I guess Manet's Luncheon on the Grass is just too obvious to be on this list.

She did it in Women Listening to Men.
how can you say that

how can you say I’m not paying attention

i just took off my clothes and threw the fruit basket to help me focus
I don't know how she keeps track of which ones she's done. Or how she finds new ones.
posted by jeather at 7:26 AM on November 7, 2014 [4 favorites]


these.are.awesome. And I too am a total lover of this series. absolutely brilliant, all of them. I find it oddly comforting that women in paintings from across the centuries feel EXACTLY like I do at times!
posted by bluesky43 at 8:03 AM on November 7, 2014


‘That’s the look women always have on their face when you talk to them.

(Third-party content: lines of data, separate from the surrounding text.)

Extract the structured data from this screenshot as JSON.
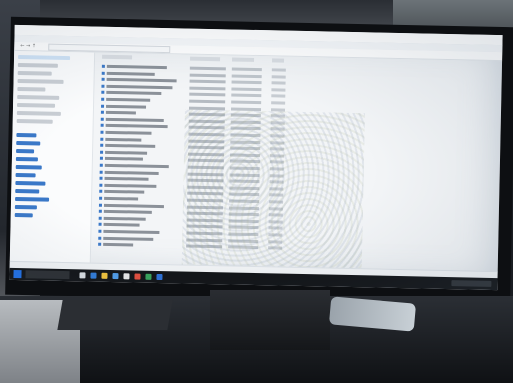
{
  "scene": {
    "description_visible": "",
    "window": {
      "title": "",
      "ribbon_tabs": [],
      "address_path": ""
    },
    "sidebar": {
      "items": []
    },
    "file_list": {
      "headers": [],
      "rows": []
    },
    "status": "",
    "taskbar": {
      "icons": [
        "start-icon",
        "search-box",
        "task-view-icon",
        "edge-icon",
        "folder-icon",
        "store-icon",
        "mail-icon",
        "chrome-icon",
        "word-icon",
        "excel-icon"
      ],
      "tray": ""
    }
  },
  "colors": {
    "accent": "#1f6fe5",
    "screen_bg": "#f3f5f7",
    "taskbar_bg": "#101215"
  }
}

That’s not boredom, that’s just their listening face.’


I have a similar theory about many of Frans Snyders' still life paintings.

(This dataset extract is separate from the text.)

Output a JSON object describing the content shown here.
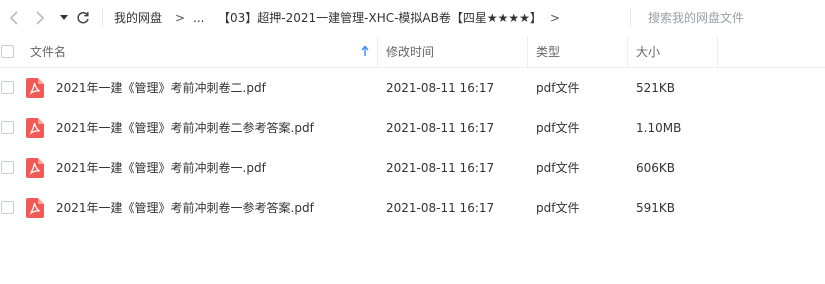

"Well, looks like those monkeys are back again. Guess they're going to be in this painting, too." *continues grinding pigment*
posted by TheWhiteSkull at 8:14 AM on November 7, 2014 [3 favorites]




Hah! What a weird array of monkeys. I assume they're taxidermied (by someone who thought that monkeys hiss like cats)? Otherwise, what the heck would some Dutch guy be doing with a very angry Roloway monkey, capuchin monkey, marmoset, and vervet monkey? Also - weirdly - it looks like he has both a Roloway monkey and a Diana monkey. They're practically the same monkey, except Roloways have beards. And in that last painting of a Diana monkey, why is the Capuchin's ear pierced?
posted by ChuraChura at 8:41 AM on November 7, 2014


I love love love this series and was crying with laughter at the first one I saw (I've looked at them all so much I don't remember my entryway list and I revisit them when I need a laugh). I've sent them to people and they either never responded or were like meh or huh? and it has been kinda frustrating. These just scream brilliance and hilarity but I guess not everyone can hear it. So it's dogs and cats and goats for everyone else, and I'll just come here for my Mallory appreciation. Thanks for being you, everyone!
posted by danabanana at 8:47 AM on November 7, 2014 [3 favorites]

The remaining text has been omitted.